Aflatoxin can ruin a corn harvest as surely as a hail storm or a plague of locusts. Contamination may render the crop unmarketable and label production areas as undesirable supply sources.

Some Texas farmers understand all too well the stigma of aflatoxin and have endured the ignominy and have lost prime markets because of a reputation for too frequent instances of aflatoxin contamination.

They often feel at a loss, vulnerable to forces beyond their control, such as drought and heat stress. No curative treatment has been discovered for the fungus, but corn farmers do have options to decrease the potential for infection.

It takes a combination of plant host resistance, insect control, cultural practices, and biological treatments—a relatively new option—says Texas AgriLife Extension pathologist Tom Isakeit, who works out of the San Angelo Research and Extension Center.

“We need to use an integrated approach,” Isakeit told a farmer and industry audience at the recent Texas Plant Protection Association annual meeting in College Station.

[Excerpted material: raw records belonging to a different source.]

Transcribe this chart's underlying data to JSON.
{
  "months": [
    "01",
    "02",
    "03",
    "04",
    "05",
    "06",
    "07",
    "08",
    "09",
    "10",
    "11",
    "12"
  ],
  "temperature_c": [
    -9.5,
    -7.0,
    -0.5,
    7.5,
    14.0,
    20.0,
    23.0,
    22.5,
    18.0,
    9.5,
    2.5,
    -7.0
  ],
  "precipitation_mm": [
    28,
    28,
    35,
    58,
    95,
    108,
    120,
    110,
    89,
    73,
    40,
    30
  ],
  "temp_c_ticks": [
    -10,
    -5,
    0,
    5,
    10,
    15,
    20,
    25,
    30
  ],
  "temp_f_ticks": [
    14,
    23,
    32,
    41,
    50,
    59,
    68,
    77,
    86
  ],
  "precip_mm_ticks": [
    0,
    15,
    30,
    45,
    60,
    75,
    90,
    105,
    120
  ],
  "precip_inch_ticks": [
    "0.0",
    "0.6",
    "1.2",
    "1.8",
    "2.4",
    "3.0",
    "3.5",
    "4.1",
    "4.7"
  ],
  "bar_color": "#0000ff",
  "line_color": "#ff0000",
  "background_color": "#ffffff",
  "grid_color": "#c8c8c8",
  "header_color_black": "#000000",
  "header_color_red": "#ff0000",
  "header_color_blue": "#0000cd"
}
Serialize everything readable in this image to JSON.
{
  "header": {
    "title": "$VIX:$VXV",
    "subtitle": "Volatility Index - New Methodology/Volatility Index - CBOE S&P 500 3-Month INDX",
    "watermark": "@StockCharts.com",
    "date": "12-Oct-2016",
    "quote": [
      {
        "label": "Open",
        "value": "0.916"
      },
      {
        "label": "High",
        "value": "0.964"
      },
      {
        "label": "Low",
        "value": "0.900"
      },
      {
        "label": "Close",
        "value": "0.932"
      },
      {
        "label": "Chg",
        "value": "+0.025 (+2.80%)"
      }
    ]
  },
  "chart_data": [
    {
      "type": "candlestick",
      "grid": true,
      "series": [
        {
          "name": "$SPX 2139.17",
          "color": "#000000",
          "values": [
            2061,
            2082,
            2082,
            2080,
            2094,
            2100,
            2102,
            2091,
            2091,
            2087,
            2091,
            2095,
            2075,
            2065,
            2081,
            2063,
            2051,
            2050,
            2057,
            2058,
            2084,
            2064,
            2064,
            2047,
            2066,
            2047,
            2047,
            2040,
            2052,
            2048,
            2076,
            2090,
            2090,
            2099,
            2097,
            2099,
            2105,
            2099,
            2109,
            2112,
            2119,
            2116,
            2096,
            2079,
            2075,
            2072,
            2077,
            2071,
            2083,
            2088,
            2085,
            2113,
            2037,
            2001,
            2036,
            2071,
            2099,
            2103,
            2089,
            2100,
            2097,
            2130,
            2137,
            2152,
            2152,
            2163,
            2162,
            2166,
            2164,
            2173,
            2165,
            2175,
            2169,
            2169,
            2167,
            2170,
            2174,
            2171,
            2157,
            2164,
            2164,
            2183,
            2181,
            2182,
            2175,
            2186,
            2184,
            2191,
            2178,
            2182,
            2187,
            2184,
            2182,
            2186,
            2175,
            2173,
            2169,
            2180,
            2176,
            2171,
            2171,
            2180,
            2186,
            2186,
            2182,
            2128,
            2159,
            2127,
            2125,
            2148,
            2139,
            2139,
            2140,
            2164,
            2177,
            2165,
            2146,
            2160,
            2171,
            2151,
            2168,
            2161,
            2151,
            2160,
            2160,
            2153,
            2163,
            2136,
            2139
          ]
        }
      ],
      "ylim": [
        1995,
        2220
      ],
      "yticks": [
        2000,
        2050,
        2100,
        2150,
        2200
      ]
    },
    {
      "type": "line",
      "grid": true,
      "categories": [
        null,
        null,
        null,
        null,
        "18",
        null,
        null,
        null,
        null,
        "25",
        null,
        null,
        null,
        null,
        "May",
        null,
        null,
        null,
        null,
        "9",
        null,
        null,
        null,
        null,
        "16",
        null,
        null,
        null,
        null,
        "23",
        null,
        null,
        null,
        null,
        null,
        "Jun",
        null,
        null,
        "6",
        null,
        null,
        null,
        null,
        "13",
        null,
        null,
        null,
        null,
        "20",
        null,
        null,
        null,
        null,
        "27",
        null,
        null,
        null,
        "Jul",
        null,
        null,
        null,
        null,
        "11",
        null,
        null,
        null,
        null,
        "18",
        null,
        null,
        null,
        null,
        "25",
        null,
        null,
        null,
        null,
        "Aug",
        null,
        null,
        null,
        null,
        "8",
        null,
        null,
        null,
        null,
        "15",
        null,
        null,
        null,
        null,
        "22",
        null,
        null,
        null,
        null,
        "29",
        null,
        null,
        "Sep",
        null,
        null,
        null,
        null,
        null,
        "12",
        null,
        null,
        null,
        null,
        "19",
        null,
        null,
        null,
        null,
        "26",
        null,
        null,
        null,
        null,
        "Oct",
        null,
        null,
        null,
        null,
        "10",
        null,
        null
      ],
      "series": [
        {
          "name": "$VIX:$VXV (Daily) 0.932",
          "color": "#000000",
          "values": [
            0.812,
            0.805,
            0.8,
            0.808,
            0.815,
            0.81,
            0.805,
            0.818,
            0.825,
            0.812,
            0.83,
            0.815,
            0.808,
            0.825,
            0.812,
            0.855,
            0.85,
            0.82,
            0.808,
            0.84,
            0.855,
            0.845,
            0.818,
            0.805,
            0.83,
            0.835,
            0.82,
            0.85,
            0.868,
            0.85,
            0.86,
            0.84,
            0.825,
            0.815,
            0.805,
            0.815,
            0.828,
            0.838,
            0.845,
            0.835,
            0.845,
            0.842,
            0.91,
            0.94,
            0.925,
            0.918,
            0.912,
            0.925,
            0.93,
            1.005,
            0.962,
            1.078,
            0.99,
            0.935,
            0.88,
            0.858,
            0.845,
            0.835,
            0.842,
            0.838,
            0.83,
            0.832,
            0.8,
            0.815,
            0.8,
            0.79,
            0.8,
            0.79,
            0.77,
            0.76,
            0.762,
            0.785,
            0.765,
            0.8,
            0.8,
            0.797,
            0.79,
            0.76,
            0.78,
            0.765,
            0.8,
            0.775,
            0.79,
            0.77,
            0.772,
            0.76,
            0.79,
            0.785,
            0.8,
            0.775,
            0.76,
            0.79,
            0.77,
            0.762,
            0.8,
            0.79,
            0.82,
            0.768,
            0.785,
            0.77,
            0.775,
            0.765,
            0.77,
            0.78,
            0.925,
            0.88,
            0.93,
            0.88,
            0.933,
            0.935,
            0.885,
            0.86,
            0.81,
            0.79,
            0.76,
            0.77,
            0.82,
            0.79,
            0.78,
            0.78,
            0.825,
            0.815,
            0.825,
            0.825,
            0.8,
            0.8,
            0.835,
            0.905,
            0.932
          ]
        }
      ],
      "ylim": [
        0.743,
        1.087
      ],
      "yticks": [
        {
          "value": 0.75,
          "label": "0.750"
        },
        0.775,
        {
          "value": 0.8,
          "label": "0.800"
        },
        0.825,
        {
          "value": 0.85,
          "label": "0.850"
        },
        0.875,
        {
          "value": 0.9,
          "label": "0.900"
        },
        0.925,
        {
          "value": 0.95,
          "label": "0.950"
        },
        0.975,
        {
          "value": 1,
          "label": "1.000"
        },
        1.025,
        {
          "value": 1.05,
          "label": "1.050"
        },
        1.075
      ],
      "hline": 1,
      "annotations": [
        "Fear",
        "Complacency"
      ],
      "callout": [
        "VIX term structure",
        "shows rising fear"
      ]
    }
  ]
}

He said plant resistance may play a somewhat minor role for now. “We have no resistance to the fungus,” he said, “but resistance to insect pests may be helpful. But insect damage is not the sole reason for aflatoxin contamination.”

He said variety selection remains important, however. A tight husk, for instance, helps keep the contaminant out. “An ear that turns down is also an advantage, as is a hard endosperm. The fungus enters injured seed.

“Trials have shown a small beneficial effect from Bt genes. But do not rely on transgenic hybrids to control mycotoxins,” he said.

He said some hybrids appear to be “more prone to contamination.”

Cultural practices are also important. “Farmers should produce the best crop possible,” Isakeit said. He recommends producers break hardpans, use minimum tillage to conserve moisture, plant during the optimum planting window, maintain optimum nitrogen and control insects and weeds.

Biological controls recently have produced encouraging results. “We have atoxic strains of aspergillus that outcompetes the toxic strain,” Isakeit said. “We have to get it established first.”